Samstag, 21. Juli 2018
Sapalan, Roi und Karisa nahmen am Morgen ein paar Zweige aus den Stallungen mit hinaus zum Knabbern und gaben sich alle Mühe, sie sich nicht von den Ex-Waisen abnehmen zu lassen, die draußen warteten. Yattas, Olares und Mutaras Herden, sowie sechs wilde Bullen waren zum Luzernenheufrühstück gekommen. Die kleine Siku, Sunyeis wild geborenes Baby, humpelte ein wenig – offenbar hatte sie sich das linke Hinterbein verstaucht. Namalok sagte ihr Hallo und bedauerte sie ein wenig. Baby Wiva war bestens gelaunt und jagte auf Roi log. Diese ärgerte sich darüber, beschloss, dem kleinen Frechdachs eine Lektion zu erteilen, und schubste sie weg. Wiva war davon gar nicht begeistert, aber ihr blieb nichts anderes übrig, als Trost bei Naseku zu suchen. Die Waisen gingen dann zum Kone, wo Galla und Karisa längere Zeit mit einem Ringkampf beschäftigt waren. Mittags war es kühl, und keiner der Waisen traute sich auch nur mit den Füßen ins Wasserloch.
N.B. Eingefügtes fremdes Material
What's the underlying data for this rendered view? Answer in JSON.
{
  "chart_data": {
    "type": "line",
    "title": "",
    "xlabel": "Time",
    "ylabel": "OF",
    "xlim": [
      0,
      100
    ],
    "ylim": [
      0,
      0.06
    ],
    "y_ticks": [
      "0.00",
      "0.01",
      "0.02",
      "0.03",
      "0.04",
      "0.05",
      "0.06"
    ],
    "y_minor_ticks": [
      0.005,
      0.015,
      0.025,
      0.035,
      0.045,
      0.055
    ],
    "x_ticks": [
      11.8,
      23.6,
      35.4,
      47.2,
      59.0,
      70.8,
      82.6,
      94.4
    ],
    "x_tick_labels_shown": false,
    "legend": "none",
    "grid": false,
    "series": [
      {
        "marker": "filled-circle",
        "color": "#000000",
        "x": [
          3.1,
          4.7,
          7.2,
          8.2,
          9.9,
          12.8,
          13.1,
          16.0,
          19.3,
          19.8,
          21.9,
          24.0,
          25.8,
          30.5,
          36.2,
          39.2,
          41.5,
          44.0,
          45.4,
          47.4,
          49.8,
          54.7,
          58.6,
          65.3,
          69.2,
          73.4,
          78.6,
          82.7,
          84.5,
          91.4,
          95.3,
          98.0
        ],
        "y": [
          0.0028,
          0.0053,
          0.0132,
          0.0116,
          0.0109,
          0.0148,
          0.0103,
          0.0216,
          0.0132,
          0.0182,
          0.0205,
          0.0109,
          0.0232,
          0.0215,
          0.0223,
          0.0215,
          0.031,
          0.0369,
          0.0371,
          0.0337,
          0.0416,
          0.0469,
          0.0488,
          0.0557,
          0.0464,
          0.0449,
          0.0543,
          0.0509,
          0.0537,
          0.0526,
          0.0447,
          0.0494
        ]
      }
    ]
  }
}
Sie tranken nur ihre Milch, soffen etwas Wasser aus der Tränke und staubten sich ein. Am Nachmittag wärmten sich Tusuja und Galla mit einem Ringkampf auf. Laragai und ihre Ausreißergruppe, die am Vormittag zusammen mit Yattas Herde aufgebrochen war, kam schon vor 17 Uhr zurück zu den Stallungen. Sie fürchten die Löwen, die in der Gegend sind, und fühlen sich an den Stallungen sicherer. Allerdings werden sie auch mit etwas Extra-Milch für die Nacht ins Gehege gelockt, damit sie zusammen mit den anderen in Sicherheit sind.